Accurate and reliable interval prediction is essential for dispatch, resource planning, and risk management in energy and power systems. However, prevailing approaches often suffer from feature redundancy, inadequate treatment of temporal dependencies, and poorly calibrated prediction intervals. To address these limitations, this paper proposes DFS-FDP-FQAR, an interval prediction framework that integrates dynamic feature selection (DFS), frequency-domain prediction (FDP), and fuzzy quantile association rules (FQARs). The framework dynamically selects informative features to mitigate redundancy, leverages time–frequency transforms to capture complex temporal regularities, and constructs adaptive, better-calibrated intervals via fuzzy association rules. In the point-forecasting stage, the FDP module couples a long short-term memory (LSTM) backbone with a sparse-attention mechanism: the LSTM models periodic components in the real part, while sparse attention accentuates abrupt signals in the imaginary part, thereby enhancing expressiveness. In the interval-forecasting stage, an FQAR procedure based on residuals and quantile-level fuzzy memberships produces data-adaptive, well-calibrated prediction intervals. Extensive experiments on multiple real-world power-energy datasets demonstrate superior point accuracy and interval reliability relative to state-of-the-art baselines.
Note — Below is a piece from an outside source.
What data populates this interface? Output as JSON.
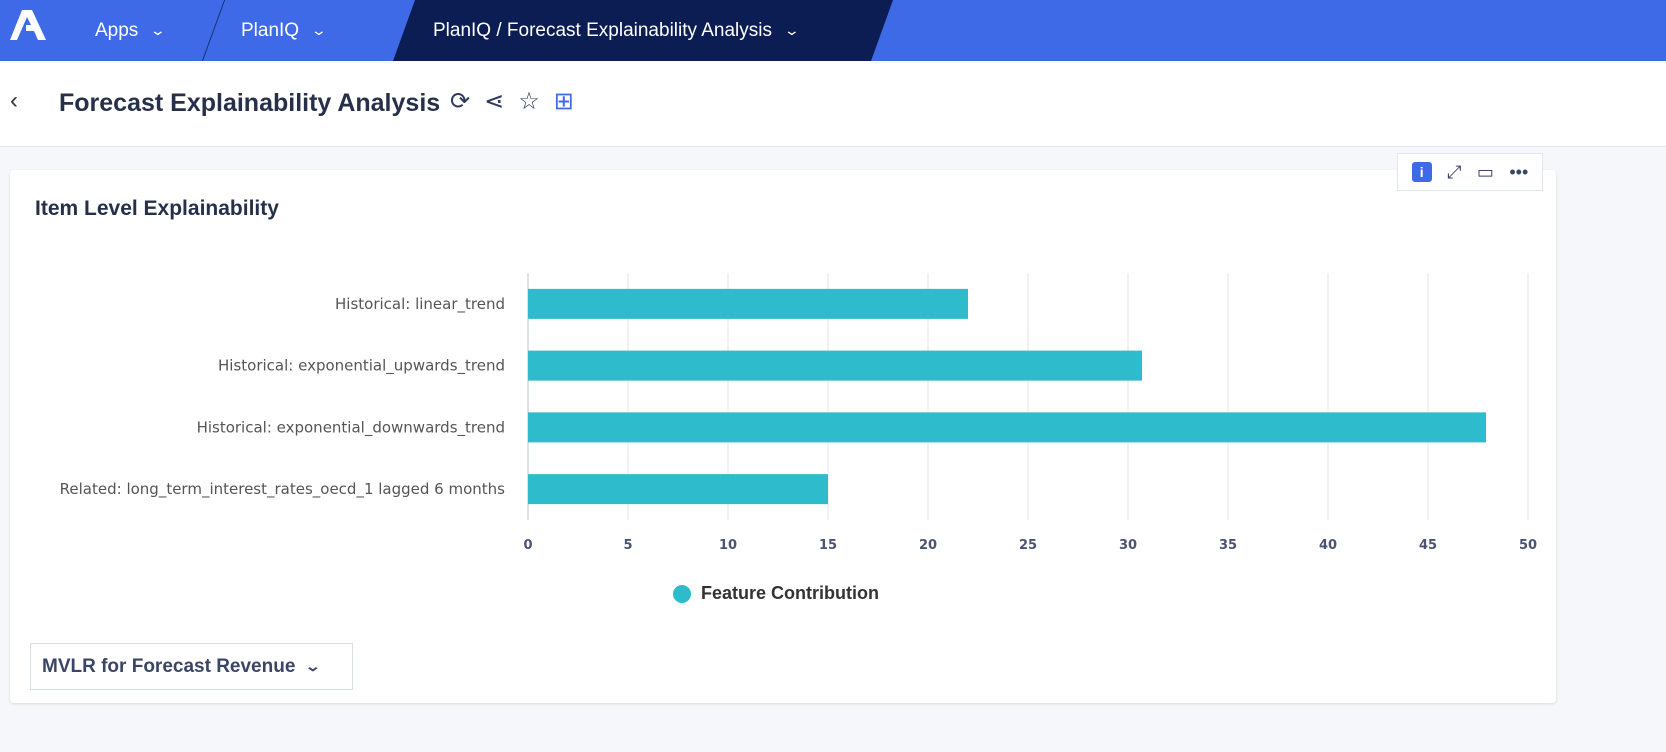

Specifically, the proposed model achieves a prediction interval coverage probability (PICP) from 95.84% to 96.96%, while maintaining a prediction interval normalized average width (PINAW) between 0.0800 and 0.3992. These results highlight the robustness and practicality of the model in engineering applications, outperforming existing benchmark models in terms of both coverage probability and interval width, and validating the effectiveness of the theoretical innovations.